The building debris and soils contain trace quantities of byproduct
material. The Nuclear Regulatory Commission (NRC) has issued a
directors decision under 10 CFR 2.206 (Enclosure B), which states the
NRC has no regulatory jurisdiction over byproduct material, as defined
in 11(e)(2) of the Atomic Energy Act of 1954 as amended (AEA), which
was generated prior to 1978. The Texas Administrative Code defines
materials not regulated under the AEA, whose radionuclide
concentrations have been increased by or as a result of human practices
as naturally occurring radioactive material (NORM). The building debris
and soils are also exempt from NORM licensing pursuant to 25 Texas
Administrative Code Sec. 289.259(d). Furthermore, the material does not
required manifesting pursuant to 10 CFR Sec. 20.2006.
Therefore, unless your Bureau has any objections, we intend to ship
the building debris and soils to the WCS facility, which is permitted
to accept trace quantities of NORM, as soon as possible.
We look forward to your concurrence with our proposed approach.
Please advise us in writing if this approach is acceptable. If you have
any questions, please call me at 410-672-2207 or our technical point of
contact, Mr. Hans Honerlah, at 410-962-9184. Thank you for your
consideration in this matter.
Sincerely,
Gregory E. Johnson, PE, Chief,
Hazardous, Toxic and Radiological Waste Branch,
USACE, Baltimore District.
__________
RESPONSES BY RICHARD MESERVE TO QUESTIONS FROM SENATOR BENNETT
Question 1. Would you agree that the Commission should rethink its
reluctance to regulate pre-1978 material?

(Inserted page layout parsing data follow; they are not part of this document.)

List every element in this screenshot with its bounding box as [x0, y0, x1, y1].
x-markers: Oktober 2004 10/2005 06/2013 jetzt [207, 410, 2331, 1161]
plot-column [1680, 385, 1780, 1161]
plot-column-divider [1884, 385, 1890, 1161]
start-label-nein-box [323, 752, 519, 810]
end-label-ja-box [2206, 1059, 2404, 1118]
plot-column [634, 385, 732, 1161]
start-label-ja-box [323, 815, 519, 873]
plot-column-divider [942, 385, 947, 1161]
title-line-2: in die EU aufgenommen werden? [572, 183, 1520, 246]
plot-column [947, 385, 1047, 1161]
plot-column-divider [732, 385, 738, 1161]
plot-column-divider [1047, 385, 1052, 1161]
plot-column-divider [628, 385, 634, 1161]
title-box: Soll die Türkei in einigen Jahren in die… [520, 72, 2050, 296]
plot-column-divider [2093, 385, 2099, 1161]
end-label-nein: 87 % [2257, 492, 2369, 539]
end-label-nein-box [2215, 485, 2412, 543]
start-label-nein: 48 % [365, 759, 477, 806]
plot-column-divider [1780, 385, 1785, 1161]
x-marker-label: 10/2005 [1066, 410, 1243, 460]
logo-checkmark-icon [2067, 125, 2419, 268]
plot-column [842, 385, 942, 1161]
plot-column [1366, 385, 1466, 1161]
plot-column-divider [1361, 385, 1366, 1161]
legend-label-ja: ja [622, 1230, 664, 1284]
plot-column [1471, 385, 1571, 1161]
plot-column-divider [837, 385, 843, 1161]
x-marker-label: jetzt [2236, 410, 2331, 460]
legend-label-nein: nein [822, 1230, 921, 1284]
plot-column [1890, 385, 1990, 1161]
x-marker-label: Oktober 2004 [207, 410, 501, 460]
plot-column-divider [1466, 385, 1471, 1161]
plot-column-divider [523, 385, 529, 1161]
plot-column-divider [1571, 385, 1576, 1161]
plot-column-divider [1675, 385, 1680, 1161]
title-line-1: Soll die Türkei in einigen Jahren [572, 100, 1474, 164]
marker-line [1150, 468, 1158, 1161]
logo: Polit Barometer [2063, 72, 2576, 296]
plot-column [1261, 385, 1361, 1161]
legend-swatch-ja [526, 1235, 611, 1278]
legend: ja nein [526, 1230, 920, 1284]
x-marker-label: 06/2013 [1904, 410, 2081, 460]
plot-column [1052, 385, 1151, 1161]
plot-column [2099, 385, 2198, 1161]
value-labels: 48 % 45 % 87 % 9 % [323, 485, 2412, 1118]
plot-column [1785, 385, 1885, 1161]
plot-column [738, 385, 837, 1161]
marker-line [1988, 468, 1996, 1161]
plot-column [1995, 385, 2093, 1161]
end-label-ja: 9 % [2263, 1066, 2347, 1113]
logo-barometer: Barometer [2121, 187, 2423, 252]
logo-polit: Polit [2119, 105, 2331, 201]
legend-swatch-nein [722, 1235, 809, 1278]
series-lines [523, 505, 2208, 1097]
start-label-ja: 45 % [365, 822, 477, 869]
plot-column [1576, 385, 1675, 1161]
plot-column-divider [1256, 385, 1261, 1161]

Response. In addition to your letter, the Commission has received a
number of other inquiries relating to its position on the pre-1978
material. In light of the concerns expressed by the various
stakeholders, the Commission is well aware of the differing views on
this important issue. A legislative solution would be the most direct
approach to clarifying the NRC's responsibilities under UMTRCA.
Question 2. Would you agree that NRC licensing requirements for
this material are more protective of public health and the environment
than RCRA requirements?
Response. Both RCRA landfills and NRC-licensed disposal facilities
are protective. In general, I believe that NRC-regulated and licensed
disposal facilities, because they are subject to requirements that
focus on protection of public health, safety, and the environment from
radiological hazards, may afford more protection against radiological
hazards.
Question 3. Would you agree that the decision in Kerr-McGee v. NRC
(903 F.2d 1, D.C. Cir. 1990) supports NRC regulating all FUSRAP waste?
Response. Yes. I believe the decision in Kerr-McGee v. NRC does
tend to support the NRC regulation of pre-1978 FUSRAP waste. However,
this specific issue was not addressed by the court. Consequently, there
is ambiguity as to the extent of the NRC's authority in this area.
Thus, a legislative solution is the most direct approach to clarifying
the NRC's responsibilities under UMTRCA.
Question 4. Would I, as NRC Chairman, support legislation that
would absolutely make clear that pre-1978 FUSRAP waste should be
regulated and disposed in licensed sites?
Response. If Congress believes that the NRC should regulate such
waste, I stand ready to assist the Congress in amending UMTRCA. The NRC
would need additional resources to regulate pre-1978 material.